Skip to content

Flakiness

A flaky test is one that passes and fails without the code changing — the classic source of “just re-run it” CI noise. Nijam’s whole reason for collecting history is to surface these automatically.

Because every run is stored with its commit, Nijam can compare outcomes for the same test on the same code. Two signals feed the score:

  • Within a run — a test that fails and then passes on a Playwright retry is flaky by definition.
  • Across runs — a test whose result flips between pass and fail for the same (or unchanged) commit, over its recent history.

Tests are then ranked so the noisiest ones rise to the top — you fix what’s costing you the most re-runs first, instead of guessing.

Nijam distinguishes two failure shapes, because they need different responses:

  • Flaky — inconsistent on unchanged code. Usually a timing/race/environment issue in the test.
  • Regressed — consistently started failing at a specific commit.

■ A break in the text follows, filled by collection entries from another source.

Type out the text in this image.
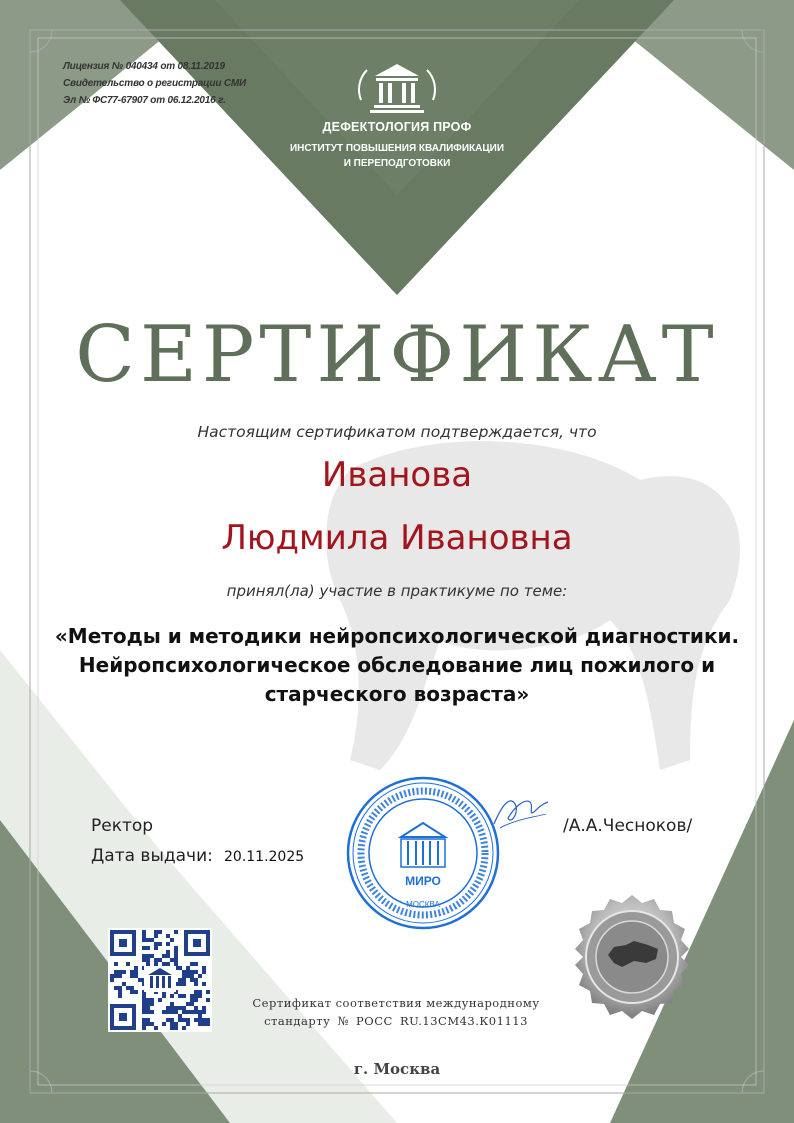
Лицензия № 040434 от 08.11.2019
Свидетельство о регистрации СМИ
Эл № ФС77-67907 от 06.12.2016 г.
ДЕФЕКТОЛОГИЯ ПРОФ
ИНСТИТУТ ПОВЫШЕНИЯ КВАЛИФИКАЦИИ
И ПЕРЕПОДГОТОВКИ
СЕРТИФИКАТ
Настоящим сертификатом подтверждается, что
Иванова
Людмила Ивановна
принял(ла) участие в практикуме по теме:
«Методы и методики нейропсихологической диагностики.
Нейропсихологическое обследование лиц пожилого и
старческого возраста»
МИРО
МОСКВА
Ректор
Дата выдачи: 20.11.2025
/А.А.Чесноков/
Сертификат соответствия международному
стандарту № РОСС RU.13СМ43.К01113
г. Москва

Usually a real bug.

The test detail page shows the history timeline so you can tell which one you’re looking at.

Flakiness detection improves with history, so:

  • Run on CI, not just locally — consistent environment and metadata make the comparison meaningful.
  • Keep retries on — Playwright’s retries give Nijam the within-run flip signal.
  • Tag environments — an environment tag lets you tell apart “flaky everywhere” from “flaky only on webkit/staging”.